The world of microscopy has a rich and vivid history.
From humble beginnings of the light microscope to modern confocal and electron imaging platforms, the field has progressed by leaps and bounds with developments in technology. Two very recent breakthroughs shine even greater light on an already brilliant field of view.
It is now known that the contrast and resolution of optical microscopy imaging can be improved substantially by the use of image deconvolution and computational techniques. Multiple individual images of a sample can be merged computationally to form a superimposed view, breaking the previous limits of resolution for optical technologies. This extra computational power, however, comes with an expense in terms of dataset size and computational resource usage.
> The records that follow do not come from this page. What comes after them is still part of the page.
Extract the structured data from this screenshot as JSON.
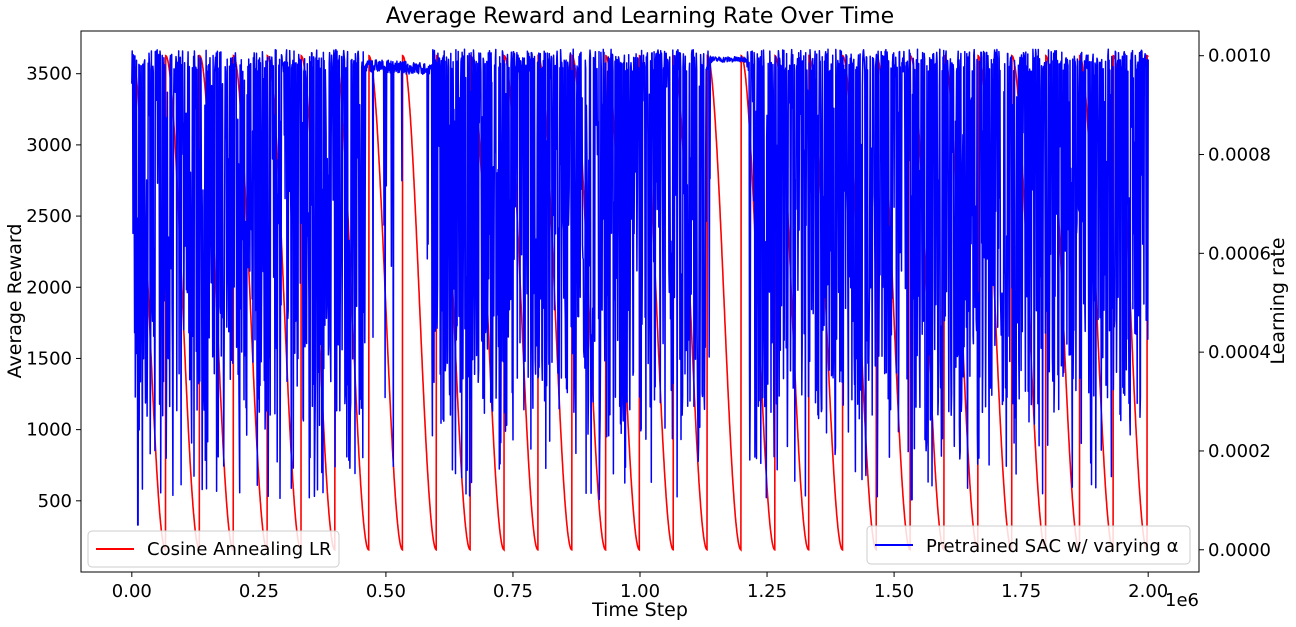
{
  "chart_data": {
    "type": "line",
    "title": "Average Reward and Learning Rate Over Time",
    "xlabel": "Time Step",
    "x_offset_label": "1e6",
    "ylabel_left": "Average Reward",
    "ylabel_right": "Learning rate",
    "xlim": [
      -100000,
      2100000
    ],
    "ylim_left": [
      0,
      3800
    ],
    "ylim_right": [
      -4.5e-05,
      0.00105
    ],
    "x_ticks": [
      0,
      250000,
      500000,
      750000,
      1000000,
      1250000,
      1500000,
      1750000,
      2000000
    ],
    "x_tick_labels": [
      "0.00",
      "0.25",
      "0.50",
      "0.75",
      "1.00",
      "1.25",
      "1.50",
      "1.75",
      "2.00"
    ],
    "y_left_ticks": [
      500,
      1000,
      1500,
      2000,
      2500,
      3000,
      3500
    ],
    "y_left_tick_labels": [
      "500",
      "1000",
      "1500",
      "2000",
      "2500",
      "3000",
      "3500"
    ],
    "y_right_ticks": [
      0,
      0.0002,
      0.0004,
      0.0006,
      0.0008,
      0.001
    ],
    "y_right_tick_labels": [
      "0.0000",
      "0.0002",
      "0.0004",
      "0.0006",
      "0.0008",
      "0.0010"
    ],
    "grid": false,
    "series": [
      {
        "name": "Pretrained SAC w/ varying α",
        "axis": "left",
        "color": "#0000ff",
        "x_range": [
          0,
          2000000
        ],
        "baseline": 3560,
        "first_point": [
          0,
          3430
        ],
        "early_minimum": [
          12000,
          330
        ],
        "stable_segment": [
          [
            460000,
            3560
          ],
          [
            590000,
            3530
          ],
          [
            1140000,
            3600
          ],
          [
            1210000,
            3600
          ]
        ],
        "range_observed": [
          200,
          3700
        ],
        "final_point": [
          2000000,
          3600
        ]
      },
      {
        "name": "Cosine Annealing LR",
        "axis": "right",
        "color": "#ff0000",
        "schedule": "cosine_with_restarts",
        "lr_max": 0.001,
        "lr_min": 0.0,
        "restart_period": 66600,
        "x_range": [
          0,
          2000000
        ]
      }
    ],
    "legends": [
      {
        "placement": "lower-left",
        "entries": [
          "Cosine Annealing LR"
        ]
      },
      {
        "placement": "lower-right",
        "entries": [
          "Pretrained SAC w/ varying α"
        ]
      }
    ]
  }
}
A Breakthrough in Image Processing
Recently published in Nature Biotechnology, researchers have now dissected those previous problems into manageable sized bytes with the help of advanced algorithms and software innovations. In this work, the authors first present an “unmatched back projector” concept that accelerates deconvolution, relative to commonly used classical algorithms, resulting in a 10-fold increased in image processing. They next describe a three-dimensional image-based registration with graphics processing unit which enhances processing speed another 10-100-fold over typical CPU processing. Finally, the authors demonstrate that deep learning techniques can provide further acceleration, particularly for deconvolution with spatially varying point spread functions.
What does all this mean? Advancements in microscope imaging have proceeded with substantial gains in resolution and power at the image capture level. The rate-limiting step to faster acquisition has become image deconvolution and post-processing that must occur at the computational level. In other words, the capture of more data than the time to process it – on the scale of terabytes of image data and weeks to months of CPU time.
A big problem is the capture of tiny image blurs, which when compounded can result in a loss of image resolution. The technique of “deconvolution” serves to reduce these blurs, a process that consumes CPU. Compound these CPU costs and, well, the picture becomes clearer.
Stitching many images together to form a superior image in a technique called “parallelization” is another costly process. This was addressed in the current work by breaking the task down and running smaller computations in parallel – then "stitching" the computational results together.
Finally, artificial intelligence (AI) and the concept of neural networking was employed in the workflow in order to focus on the most relevant details, letting the computation work smarter not necessarily harder. In the broader scope, the advancements as a whole move cutting-edge high-resolution fluorescence microscopy within reach of many more scientists across increasing diverse fields of study.
A Breakthrough in Image Resolution
Along the frontier of super-resolution electron microscopy, a recent report in Science Advances has demonstrated improvements in ultra-precise single-molecule microscopy -- heralding a jump forward in molecular imaging power.
The concept of single-molecule localization microscopy (SMLM) wields the potential to map individual molecules and their interactions within intact cells. The techniques, however, are limited by the need for ultra-high precision in localization of the imaging probes and the time span needed for data acquisition. The authors in this work advance the reach of SMLM to now enable distance measurements between molecules on the order of 1-20 nm.
How do they do this? By taking the opposite approach from above -- correcting the image capture precision and obtaining superior data upstream of post-processing steps.
Two main innovations account for the capture improvements. The researchers first developed an engineering solution called Feedback SMLM, which can capture molecular emissions in a complex and unknown cellular space with equal probability and high-precision. Feedback SMLM performs real-time drift correction in three dimensions, minimizing image signal variation while maxiizing precision.
Next, they used Feedback SMLM in conjunction with a technique called DNA-PAINT (DNA point accumulation for imaging in nanoscale topography) to accurately measure distances between molecular entities, thus optimizing accuracy. Together, the approaches circumvented the requirement for elaborate and complex post-processing computational efforts. The result is a stabilized microscope that achieves a stabilization of <1 nm and localization precision of ~1 nm.
What does all of this mean? Building off the 2014 Nobel Prize and the proclamation of the new era of super-resolution microscopy, these new developments now extend our viewing power to the atomic level – several times that of previous limits. Single-molecule investigations just got a lot sharper and potentially much more powerful.
Timely Advancements in Molecular Microscopy
These developments come at a time where the field stands to empower numerous lines of important investigation. The single-molecule resolution advancements described above were tested, proof in concept, on distance measurements of active and resting T cells in situ. The performance of T cell activation in response to infection (called T cell fate) hinges on the quality and quantity of antigen binding to the T cell receptor. Discrete interactions, and the signalling processes they trigger, are essential for a strong and sustained immune response to infection.
Understanding the SARS-Cov-2 infection and the development of protective immunity are critical measures in combatting the COVID-19 pandemic. Developments in ultra-high resolution imaging empower the concept of molecular microscopy for the study of viral pathogenesis, cancer, and other important areas -- timely advancements to say the very least.